Summary: I use Function Point Analysis (FPA) and Yesterday’s Weather to make “back of the envelope” software cost estimates when discussing potential new software projects with decision makers.
Many times when a software project is in its earlier stages (the conceptualization phase), the people that control the money at an organization (the CEO, CFO, CIO, etc.) want the best estimate they can get regarding the time and cost of a software development project. This is often very early in the project lifecycle, typically shortly after someone said, “Hmm, that sounds like a very interesting idea” and well before the first check is cut. In short, they want the best back of the envelope, ballpark cost estimate you can give them.
I used to dread these discussions, because I hated estimating the time and cost of software projects. I wasn’t any good at it, and the developers I worked with weren’t any good at it either. But once I learned two things:
- Function Point Analysis (FPA), and
- How fast we historically developed software applications
I became much more willing to enter these discussions. In fact, I encouraged them. I figured that in the end these discussions would save a lot of my customer’s time and my own time.
I learned that if I could drill a C*O (and their assistants) with a barrage of questions about the application, and if they could answer them to my satisfaction, I’d say, “Given (a) what you’ve told me and (b) our historical development rate, it looks like this will cost about $200,000 and take about four months. We might be a little higher or lower, a little faster or slower, but based on what you told me, we’re in that ballpark. Are you still interested?”
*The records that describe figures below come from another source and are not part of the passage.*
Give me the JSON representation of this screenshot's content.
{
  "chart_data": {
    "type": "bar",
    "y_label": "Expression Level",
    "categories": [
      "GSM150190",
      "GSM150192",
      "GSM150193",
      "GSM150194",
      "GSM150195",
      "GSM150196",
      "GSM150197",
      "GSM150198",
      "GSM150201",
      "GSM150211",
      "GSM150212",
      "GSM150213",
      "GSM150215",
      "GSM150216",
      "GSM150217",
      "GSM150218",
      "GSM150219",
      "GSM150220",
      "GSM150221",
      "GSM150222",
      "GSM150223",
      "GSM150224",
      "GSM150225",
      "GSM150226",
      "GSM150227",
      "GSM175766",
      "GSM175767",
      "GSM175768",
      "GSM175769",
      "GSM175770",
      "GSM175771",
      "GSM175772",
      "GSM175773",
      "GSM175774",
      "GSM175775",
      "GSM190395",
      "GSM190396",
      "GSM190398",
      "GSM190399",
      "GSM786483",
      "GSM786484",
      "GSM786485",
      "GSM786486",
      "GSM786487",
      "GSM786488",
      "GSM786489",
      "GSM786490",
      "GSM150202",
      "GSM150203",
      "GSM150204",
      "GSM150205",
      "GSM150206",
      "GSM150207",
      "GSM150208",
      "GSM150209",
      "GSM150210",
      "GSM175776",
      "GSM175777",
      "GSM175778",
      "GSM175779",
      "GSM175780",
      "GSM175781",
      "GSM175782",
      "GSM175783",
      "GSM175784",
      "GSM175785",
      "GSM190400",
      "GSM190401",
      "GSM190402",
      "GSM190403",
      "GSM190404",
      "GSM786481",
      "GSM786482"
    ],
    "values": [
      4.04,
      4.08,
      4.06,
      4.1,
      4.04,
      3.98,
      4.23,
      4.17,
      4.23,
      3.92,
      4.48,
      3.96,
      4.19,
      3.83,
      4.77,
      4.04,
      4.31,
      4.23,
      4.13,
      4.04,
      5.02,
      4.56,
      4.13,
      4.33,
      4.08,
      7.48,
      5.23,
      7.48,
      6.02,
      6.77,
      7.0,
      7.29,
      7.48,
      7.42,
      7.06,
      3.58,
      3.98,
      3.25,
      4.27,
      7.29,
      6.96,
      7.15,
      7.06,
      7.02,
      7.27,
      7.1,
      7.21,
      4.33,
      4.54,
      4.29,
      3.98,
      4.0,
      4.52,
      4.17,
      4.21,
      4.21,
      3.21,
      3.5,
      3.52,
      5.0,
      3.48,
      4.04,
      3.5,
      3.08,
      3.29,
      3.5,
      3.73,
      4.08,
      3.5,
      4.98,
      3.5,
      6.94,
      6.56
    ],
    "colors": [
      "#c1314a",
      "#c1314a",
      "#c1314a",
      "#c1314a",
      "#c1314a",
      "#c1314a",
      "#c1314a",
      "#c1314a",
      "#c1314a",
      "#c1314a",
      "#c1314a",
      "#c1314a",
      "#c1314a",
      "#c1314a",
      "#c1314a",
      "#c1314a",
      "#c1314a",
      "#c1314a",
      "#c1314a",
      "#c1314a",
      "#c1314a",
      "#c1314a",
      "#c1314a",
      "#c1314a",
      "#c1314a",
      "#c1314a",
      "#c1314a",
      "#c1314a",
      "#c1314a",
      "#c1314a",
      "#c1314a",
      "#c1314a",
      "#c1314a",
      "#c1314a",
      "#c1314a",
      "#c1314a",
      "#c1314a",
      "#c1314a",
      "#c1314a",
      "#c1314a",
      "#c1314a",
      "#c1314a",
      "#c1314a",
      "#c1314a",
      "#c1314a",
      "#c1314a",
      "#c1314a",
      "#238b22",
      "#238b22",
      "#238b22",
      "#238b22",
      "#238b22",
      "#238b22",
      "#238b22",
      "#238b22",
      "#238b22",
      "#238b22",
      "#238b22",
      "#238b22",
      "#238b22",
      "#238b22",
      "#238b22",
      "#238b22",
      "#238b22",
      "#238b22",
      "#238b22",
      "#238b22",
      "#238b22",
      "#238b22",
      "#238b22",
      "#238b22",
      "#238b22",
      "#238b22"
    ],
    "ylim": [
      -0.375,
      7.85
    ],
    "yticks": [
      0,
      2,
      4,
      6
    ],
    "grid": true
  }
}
As a small business owner, I think that the CEO/CIO/CFO needs the best information they can get at this time. After all, you can’t determine the potential return on investment (ROI) without good information, right? Beyond that, if you can tell a C*O with some accuracy how much an application is going to cost, you’re a valuable person to have around.
Application size can be estimated by ILFs alone
Once I learned FPA — and then learned some of the secret techniques of FPA — I knew that there was a way to provide good cost estimates early in the software project lifecycle.
The first time the light bulb went on for me was when I was looking at all the data the FPA people have collected over the last 25 years and found this important piece of information:
On a typical software development project, there are approximately 35 function points for each ILF in the project.
For example, if you look only at the number of ILFs on a project, and determine there are 20 ILFs in the project, the odds are very good that the overall number of function points on the project will be right around 700 (35 FPs/ILF * 20 ILFs). I'm not saying that they'll be exactly 700, but on a typical project, they should be right around 700. (There are reasons this number works out the way it does, but those reasons are beyond the scope of this article.)
(“ILF” stands for Internal Logical File, a concept that’s a little like a database table or OOP “object” ... but not quite the same.)
Estimating the total number of hours
A lot of people might look at that piece of information and not know what to do with it, but there’s a simple formula that works with this piece of information to give you a cost estimate:
(NumberOfILFs) * (35 FP/ILF) * (NumberOfHoursPerFP) = Total Number of Hours
As you can see from that equation, there are only two pieces of information needed to get to “Total Number of Hours”. First, you need to know
NumberOfILFs (the Number of ILFs) in the project. As mentioned, if you know what you’re doing, you can get close to knowing that number, especially if you’re talking to the right people.
The second variable you need to know is
NumberOfHoursPerFP, i.e., the number of hours per function point that your team delivers. This variable is known by various names, including productivity rate. In a mature software development organization, and under the right conditions, this can also be fairly easy. For an average business application, the main piece of information you need is the historical productivity rate of the developers that will work on this project. Other factors can be the type of project, and number of users, but for an average business application, those are not major concerns.
When I started with FPA, my company had no idea what our productivity rate was, but because we were a consulting firm and billed our customers for our time, we did have good historical records, both for the software we created, and how much labor time it took to create them.